2. Multiple city council sources say there's virtually no chance that any tax measures will go on a citywide ballot this November, dashing Mayor Mike McGinn's hopes that the council would agree to put a seawall bond measure before the voters. "I think everybody's at the point where they say you've gone back to the well too many times," says council member Sally Bagshaw.

Pointing to a half-dozen other potential levies—including a levy for sidewalks, a levy to fund operations and maintenance at city parks, and the expiring families and education levy—Bagshaw says, "it's going to have to be in the nature of an emergency" for the council to pass any taxes this year. The council may instead come up with revenue sources that don't require voter approval to help fill next year's estimated $56 million budget gap.

3.
Not too surprising, another McGinn proposal that looks increasingly unlikely to pass the council is the proposal he rolled out Monday: an amendment to the agreement between the state and the city on the deep-bore tunnel which would stipulate the state cannot move forward with the project until the legislature removes the provision that puts Seattle taxpayers on the hook for cost overruns.

Worth noting: McGinn has not yet actually sent any legislation to the council (changing the agreement would require a council vote), and hasn't briefed any council offices on the high profile proposal.

4.
The campaign for the high-earners income tax, I-1098, is heading to Olympia this morning to turn in their signatures. They say they've got 360,000—you need 241,000 to qualify for November's ballot. (The Secretary of State recommends turning in at least 300,000 to guarantee you've got enough valid ones.)
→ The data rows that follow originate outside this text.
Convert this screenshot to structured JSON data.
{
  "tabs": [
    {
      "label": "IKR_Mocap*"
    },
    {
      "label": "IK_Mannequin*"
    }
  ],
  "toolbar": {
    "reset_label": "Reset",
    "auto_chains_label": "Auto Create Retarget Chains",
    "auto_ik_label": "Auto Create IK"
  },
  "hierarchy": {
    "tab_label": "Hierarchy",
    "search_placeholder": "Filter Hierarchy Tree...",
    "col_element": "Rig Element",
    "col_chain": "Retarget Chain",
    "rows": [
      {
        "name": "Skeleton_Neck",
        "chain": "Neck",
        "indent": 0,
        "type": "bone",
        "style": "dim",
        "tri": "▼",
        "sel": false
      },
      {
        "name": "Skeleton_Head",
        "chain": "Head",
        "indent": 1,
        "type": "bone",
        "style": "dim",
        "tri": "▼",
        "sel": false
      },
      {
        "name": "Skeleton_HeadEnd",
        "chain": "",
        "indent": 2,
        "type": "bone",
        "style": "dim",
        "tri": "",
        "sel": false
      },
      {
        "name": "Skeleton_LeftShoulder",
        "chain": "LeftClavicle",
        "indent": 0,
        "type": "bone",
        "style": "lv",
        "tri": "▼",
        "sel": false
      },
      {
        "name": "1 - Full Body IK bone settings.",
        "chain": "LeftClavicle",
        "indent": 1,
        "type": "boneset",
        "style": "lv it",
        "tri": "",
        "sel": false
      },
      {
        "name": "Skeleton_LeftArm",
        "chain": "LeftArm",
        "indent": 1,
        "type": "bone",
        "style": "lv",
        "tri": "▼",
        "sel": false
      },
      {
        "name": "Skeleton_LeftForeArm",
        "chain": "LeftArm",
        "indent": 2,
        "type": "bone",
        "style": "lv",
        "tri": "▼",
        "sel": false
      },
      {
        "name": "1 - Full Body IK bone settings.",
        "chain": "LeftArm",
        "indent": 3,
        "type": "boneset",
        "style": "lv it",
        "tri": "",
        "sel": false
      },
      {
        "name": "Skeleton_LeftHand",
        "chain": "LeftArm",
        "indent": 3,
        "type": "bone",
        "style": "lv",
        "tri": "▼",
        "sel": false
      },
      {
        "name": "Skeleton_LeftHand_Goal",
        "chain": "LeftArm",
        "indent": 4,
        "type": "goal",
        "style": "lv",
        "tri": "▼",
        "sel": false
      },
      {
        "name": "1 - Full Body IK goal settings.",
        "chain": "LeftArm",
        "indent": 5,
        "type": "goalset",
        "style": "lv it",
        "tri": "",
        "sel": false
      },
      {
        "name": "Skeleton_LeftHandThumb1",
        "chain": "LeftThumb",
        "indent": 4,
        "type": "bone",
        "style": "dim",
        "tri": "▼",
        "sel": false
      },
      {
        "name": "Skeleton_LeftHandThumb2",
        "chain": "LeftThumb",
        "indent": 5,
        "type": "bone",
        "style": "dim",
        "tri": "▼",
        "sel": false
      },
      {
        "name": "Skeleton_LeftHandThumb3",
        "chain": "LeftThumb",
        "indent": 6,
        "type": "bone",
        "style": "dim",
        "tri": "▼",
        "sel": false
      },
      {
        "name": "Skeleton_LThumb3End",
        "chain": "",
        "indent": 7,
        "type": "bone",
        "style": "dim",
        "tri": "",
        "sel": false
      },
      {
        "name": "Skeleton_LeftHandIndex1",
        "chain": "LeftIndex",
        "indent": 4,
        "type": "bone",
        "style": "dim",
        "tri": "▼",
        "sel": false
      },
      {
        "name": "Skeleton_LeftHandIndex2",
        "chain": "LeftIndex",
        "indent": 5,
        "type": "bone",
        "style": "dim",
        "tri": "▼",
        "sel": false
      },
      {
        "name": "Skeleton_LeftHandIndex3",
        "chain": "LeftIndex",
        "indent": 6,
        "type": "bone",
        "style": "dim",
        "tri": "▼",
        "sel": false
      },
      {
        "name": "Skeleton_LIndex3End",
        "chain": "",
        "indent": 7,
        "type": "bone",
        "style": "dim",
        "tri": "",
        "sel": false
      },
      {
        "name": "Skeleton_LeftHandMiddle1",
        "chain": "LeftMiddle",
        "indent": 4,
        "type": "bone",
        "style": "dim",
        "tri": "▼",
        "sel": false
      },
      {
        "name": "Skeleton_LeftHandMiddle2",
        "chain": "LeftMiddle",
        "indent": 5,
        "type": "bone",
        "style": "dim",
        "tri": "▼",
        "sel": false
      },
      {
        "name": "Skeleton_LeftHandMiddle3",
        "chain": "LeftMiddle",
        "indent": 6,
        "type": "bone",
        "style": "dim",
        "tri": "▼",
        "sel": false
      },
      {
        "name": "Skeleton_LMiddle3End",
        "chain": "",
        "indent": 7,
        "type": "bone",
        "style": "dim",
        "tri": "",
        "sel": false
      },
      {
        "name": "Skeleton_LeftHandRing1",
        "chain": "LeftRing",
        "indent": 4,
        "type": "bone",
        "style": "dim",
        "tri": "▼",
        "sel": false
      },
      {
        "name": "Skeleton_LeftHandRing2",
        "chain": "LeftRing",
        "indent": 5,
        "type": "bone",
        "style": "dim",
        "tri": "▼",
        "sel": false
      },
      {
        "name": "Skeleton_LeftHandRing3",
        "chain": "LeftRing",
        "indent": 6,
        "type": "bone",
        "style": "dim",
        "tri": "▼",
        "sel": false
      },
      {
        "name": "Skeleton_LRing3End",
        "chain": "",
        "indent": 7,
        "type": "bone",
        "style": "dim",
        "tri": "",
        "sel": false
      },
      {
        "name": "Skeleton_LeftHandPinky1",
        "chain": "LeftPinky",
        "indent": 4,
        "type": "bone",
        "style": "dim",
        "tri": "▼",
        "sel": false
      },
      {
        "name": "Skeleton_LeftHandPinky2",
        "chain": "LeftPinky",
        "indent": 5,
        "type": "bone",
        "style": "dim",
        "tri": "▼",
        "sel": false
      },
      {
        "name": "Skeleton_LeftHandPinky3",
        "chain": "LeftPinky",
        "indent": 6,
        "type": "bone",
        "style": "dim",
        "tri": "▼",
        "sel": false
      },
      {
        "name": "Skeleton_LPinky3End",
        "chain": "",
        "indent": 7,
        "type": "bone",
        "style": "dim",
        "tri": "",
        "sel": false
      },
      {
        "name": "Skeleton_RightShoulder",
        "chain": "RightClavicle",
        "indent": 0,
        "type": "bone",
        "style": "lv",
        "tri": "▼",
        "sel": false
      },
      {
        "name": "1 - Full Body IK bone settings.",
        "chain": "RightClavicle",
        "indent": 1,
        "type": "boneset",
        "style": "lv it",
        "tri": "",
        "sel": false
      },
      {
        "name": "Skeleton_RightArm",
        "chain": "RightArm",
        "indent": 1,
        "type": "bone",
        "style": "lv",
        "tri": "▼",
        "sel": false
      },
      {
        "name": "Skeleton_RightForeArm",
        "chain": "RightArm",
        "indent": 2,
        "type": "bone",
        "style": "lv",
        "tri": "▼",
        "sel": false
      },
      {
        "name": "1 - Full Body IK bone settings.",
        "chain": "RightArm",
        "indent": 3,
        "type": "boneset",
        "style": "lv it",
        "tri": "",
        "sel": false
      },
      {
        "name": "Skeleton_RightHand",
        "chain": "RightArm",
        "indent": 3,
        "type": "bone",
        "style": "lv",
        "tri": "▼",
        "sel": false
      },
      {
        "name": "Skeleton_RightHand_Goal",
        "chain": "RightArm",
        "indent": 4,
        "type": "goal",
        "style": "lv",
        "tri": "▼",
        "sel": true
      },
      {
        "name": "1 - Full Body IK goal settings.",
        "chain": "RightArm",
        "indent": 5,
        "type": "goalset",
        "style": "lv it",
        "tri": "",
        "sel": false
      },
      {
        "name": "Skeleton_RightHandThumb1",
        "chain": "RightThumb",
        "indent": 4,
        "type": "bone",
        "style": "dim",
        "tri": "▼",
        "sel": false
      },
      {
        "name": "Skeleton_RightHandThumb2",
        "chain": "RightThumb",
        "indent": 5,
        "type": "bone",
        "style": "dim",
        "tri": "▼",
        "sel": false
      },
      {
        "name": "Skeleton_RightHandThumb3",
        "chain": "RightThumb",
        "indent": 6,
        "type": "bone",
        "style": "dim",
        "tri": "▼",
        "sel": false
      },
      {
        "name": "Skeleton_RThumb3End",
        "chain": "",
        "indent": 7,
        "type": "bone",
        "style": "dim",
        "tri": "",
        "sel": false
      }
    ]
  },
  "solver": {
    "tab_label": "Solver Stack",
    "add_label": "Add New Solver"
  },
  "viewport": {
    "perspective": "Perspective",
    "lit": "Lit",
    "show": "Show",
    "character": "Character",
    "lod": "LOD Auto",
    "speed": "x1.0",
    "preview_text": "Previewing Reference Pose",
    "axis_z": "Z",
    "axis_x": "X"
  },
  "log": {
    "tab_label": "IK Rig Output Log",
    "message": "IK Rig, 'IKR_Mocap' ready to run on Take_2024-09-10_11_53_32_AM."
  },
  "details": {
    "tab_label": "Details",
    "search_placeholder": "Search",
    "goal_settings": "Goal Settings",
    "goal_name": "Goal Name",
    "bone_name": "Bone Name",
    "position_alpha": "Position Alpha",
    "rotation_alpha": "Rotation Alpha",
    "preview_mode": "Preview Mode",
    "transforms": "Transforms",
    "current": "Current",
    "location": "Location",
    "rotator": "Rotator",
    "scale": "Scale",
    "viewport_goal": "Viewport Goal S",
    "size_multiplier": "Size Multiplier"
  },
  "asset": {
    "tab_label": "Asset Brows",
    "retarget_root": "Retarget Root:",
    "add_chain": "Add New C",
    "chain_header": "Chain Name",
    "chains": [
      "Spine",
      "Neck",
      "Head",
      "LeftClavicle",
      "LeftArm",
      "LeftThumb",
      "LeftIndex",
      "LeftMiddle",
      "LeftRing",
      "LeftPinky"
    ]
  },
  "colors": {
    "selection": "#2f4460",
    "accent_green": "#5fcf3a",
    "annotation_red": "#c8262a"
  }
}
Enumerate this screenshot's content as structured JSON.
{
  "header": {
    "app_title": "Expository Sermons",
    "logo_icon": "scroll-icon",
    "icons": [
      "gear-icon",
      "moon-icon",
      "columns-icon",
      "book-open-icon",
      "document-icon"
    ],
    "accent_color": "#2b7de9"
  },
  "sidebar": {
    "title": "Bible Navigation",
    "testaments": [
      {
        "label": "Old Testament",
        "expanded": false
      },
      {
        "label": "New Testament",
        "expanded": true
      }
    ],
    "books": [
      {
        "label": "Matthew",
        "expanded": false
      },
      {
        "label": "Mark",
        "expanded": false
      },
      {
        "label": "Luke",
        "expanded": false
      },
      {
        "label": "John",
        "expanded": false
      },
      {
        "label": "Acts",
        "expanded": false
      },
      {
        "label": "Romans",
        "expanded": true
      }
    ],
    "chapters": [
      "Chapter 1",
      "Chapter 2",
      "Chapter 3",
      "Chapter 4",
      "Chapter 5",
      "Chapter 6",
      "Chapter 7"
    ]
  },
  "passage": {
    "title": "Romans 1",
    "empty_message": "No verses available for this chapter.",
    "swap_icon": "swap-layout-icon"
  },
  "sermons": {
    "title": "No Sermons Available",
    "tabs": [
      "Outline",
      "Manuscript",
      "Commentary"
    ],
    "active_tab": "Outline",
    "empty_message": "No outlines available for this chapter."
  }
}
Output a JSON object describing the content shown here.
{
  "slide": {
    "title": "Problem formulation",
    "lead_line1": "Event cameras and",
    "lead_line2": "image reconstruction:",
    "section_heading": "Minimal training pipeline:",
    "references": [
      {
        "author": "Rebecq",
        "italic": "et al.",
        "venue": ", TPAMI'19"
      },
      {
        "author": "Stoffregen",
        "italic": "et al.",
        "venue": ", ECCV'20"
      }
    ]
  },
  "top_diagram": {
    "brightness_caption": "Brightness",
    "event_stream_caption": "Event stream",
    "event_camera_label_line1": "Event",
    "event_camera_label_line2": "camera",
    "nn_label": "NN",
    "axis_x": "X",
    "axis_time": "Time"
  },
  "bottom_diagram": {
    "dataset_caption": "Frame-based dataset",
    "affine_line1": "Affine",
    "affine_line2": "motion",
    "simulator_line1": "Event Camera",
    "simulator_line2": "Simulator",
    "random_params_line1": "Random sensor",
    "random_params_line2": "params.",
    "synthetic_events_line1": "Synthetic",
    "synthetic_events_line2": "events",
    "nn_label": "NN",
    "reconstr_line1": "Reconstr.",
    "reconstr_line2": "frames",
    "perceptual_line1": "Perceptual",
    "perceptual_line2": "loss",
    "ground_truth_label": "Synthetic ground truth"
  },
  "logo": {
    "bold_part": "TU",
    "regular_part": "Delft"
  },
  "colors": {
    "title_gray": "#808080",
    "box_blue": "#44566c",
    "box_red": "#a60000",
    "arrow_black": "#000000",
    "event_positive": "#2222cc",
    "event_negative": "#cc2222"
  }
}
I-1098 cuts the state portion of the property tax by 20 percent, eliminates the B&O tax for small businesses, and taxes rich people—5 percent on couples earning more than $400,000 per year ($200,000 for individuals) and 9 percent on couples earning over a million ($500,000 for individuals).

I-1098 proponent Bill Gates, Sr., who has contributed $100,000 to the campaign, will be in Olympia to turn in the signatures.

The campaign, calling itself Washingtonians for Education Health & Tax Relief (the estimated $1 billion annual in revenue will be dedicated to education and health funding), has raised nearly $800,000 and spent $171,000. They've spent $10,000 on paid signature gatherers.

The campaign's top funder is the Service Employees International Union, which has contributed $320,000.

(Full Disclosure: Sandeep Kaushik, who co-founded PubliCola in January 2009, is currently I-1098's spokesman. On the flip side, one of PubliCola's investors, Rajeev Singh, is the COO of Concur Technologies, which has contributed $25,000 to the anti-1098 campaign.)